2007-10-11

Grinding My Gears

Yeah, these bother me as well.


Pet peeves from readers and JS copy editors continue to flow, like so many misplaced modifiers.

  • I could care less. This phrase means the opposite of what the writer or speaker intends, which is could NOT care less. A JS designer caught this error recently on a proof of the editorial page. Sometimes the phrase appears in quotations, however, and we will ask the reporter whether that's what the person said. If it is, we talk about whether paraphrasing the quote is better than letting the person misspeak.
  • Extraneous words and phrases. In order to; in the process of; currently. (Add yours.)
  • Misspellings with words that sound the same. Its/it's is the most insidious, followed by its siblings your/you're, whose/who's and there/their/they're.
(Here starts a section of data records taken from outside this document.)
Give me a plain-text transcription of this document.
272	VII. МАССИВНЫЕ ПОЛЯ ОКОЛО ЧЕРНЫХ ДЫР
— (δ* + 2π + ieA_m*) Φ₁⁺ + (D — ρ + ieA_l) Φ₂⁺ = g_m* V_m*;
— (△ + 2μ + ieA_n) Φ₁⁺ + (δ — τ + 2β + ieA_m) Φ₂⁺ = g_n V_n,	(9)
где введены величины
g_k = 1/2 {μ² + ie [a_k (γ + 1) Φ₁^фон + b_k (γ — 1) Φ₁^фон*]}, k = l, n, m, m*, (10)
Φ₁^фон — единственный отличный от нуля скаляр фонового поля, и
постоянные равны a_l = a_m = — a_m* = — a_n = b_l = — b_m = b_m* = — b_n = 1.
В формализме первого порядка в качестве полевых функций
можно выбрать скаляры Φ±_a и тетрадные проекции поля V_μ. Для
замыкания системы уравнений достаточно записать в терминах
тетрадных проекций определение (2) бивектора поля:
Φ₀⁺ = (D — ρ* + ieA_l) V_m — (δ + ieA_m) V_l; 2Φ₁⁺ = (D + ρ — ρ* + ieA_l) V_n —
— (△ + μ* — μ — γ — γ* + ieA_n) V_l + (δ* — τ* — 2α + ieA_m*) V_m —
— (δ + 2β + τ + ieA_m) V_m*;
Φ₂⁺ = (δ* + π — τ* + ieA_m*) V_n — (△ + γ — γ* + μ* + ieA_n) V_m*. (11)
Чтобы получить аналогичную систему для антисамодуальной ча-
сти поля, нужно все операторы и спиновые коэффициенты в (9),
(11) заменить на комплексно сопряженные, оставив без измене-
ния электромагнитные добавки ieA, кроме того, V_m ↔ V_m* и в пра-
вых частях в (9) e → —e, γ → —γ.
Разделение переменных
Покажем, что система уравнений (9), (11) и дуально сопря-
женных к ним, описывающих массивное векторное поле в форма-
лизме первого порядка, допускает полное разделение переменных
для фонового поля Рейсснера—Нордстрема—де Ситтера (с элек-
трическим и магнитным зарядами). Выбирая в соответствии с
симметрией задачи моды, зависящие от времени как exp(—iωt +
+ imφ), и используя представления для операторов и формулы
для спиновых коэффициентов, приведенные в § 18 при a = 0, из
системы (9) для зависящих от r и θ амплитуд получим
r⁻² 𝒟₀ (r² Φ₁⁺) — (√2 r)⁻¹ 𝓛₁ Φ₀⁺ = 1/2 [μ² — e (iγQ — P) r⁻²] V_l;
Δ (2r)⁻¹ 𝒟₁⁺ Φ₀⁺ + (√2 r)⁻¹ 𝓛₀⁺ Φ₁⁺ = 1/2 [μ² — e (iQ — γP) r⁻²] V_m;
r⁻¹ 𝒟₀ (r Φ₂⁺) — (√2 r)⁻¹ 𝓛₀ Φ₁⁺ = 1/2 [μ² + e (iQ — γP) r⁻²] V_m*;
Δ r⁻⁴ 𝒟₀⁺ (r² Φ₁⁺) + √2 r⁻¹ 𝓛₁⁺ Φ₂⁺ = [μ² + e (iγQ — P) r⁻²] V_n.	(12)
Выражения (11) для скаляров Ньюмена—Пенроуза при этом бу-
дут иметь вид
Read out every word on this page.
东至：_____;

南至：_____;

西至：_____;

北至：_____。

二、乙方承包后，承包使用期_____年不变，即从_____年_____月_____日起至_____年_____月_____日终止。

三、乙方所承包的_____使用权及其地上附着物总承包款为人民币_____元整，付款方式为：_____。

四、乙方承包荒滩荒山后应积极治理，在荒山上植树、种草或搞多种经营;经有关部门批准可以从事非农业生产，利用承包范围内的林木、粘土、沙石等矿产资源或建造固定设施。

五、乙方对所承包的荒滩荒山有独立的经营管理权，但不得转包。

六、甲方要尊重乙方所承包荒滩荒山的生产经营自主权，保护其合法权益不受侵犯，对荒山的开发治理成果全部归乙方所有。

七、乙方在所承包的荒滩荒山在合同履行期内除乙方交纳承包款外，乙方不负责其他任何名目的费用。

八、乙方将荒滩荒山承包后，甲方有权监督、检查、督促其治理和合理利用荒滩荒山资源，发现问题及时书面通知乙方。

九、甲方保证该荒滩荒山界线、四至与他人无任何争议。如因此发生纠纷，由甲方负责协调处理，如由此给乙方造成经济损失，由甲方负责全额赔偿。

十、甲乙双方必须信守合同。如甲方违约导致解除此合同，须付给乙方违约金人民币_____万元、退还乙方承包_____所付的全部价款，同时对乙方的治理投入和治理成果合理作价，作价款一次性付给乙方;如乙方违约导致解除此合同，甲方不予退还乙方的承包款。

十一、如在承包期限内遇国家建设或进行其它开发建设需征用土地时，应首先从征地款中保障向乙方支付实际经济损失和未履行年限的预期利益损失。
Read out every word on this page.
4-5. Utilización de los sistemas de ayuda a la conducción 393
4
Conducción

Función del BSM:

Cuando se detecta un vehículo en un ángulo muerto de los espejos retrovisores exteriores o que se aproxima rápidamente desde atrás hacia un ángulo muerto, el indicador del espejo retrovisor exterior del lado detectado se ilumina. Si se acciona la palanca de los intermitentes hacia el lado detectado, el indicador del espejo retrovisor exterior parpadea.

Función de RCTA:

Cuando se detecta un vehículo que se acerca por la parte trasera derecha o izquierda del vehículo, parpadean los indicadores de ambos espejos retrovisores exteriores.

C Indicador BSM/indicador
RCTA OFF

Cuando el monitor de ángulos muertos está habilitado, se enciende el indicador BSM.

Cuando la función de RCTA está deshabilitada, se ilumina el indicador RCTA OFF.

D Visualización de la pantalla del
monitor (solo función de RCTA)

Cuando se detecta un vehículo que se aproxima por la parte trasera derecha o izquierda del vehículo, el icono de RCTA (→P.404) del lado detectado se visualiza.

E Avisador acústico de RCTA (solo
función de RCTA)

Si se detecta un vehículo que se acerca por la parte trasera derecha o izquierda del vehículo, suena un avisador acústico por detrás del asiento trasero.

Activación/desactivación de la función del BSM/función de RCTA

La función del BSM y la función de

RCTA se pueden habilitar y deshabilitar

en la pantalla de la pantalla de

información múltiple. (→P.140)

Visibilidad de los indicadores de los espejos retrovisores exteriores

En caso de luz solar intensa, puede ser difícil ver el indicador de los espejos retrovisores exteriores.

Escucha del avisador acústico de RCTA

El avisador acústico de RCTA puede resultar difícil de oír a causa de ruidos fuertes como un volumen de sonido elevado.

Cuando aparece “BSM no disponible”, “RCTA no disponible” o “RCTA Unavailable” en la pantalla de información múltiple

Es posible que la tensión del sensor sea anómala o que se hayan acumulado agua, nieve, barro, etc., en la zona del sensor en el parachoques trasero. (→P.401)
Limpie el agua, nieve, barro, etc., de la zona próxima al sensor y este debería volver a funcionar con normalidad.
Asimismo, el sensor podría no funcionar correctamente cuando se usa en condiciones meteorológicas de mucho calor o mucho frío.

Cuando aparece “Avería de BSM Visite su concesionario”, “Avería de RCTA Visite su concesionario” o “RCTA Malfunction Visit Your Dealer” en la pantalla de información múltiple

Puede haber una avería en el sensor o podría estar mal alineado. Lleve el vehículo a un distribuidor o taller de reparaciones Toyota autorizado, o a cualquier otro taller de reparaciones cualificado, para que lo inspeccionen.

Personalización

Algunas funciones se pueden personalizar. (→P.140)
Spell-check won't flag these words as errors, and the grammar check in many computer programs won't pick them up either. Editors on deadline rely heavily on spell-check. A trick: Make yourself stop and reread the word to make sure it's the right one. I just did.
  • Waiting on instead of waiting for. Our dictionary, "Webster's New World College, Fourth Edition," lists waiting for as the proper expression but also lists waiting on as informal or dialect for waiting for. Is it a regionalism? Where have you heard it used?
  • Exact same instead of the same or exactly alike. "Garner's Modern American Usage" calls exact same "a lazy truncation." "Although exact same is acceptable in informal speech, it's not an expression for polished prose," Garner says.
  • Use of that as a relative pronoun where who is called for. This one would seem a slam dunk, but reference books differ. The Associated Press and The New York Times stylebooks say who is for people and animals that have names, and that is for inanimate objects and animals without names. I expected Garner to agree, but he does not, saying, "Who is the relative pronoun for human beings (though that is also acceptable)..." Good luck finding a copy editor who agrees, although "The New Fowler's Modern English Usage" says the usage dates back centuries and appears in work by Chaucer, among other literary luminaries.
Exact same bothers me but waiting for is in a Rolling Stones song, so it must be acceptable English. The last one I have to side with Garner -- I was taught that that is acceptable for people but who is preferred.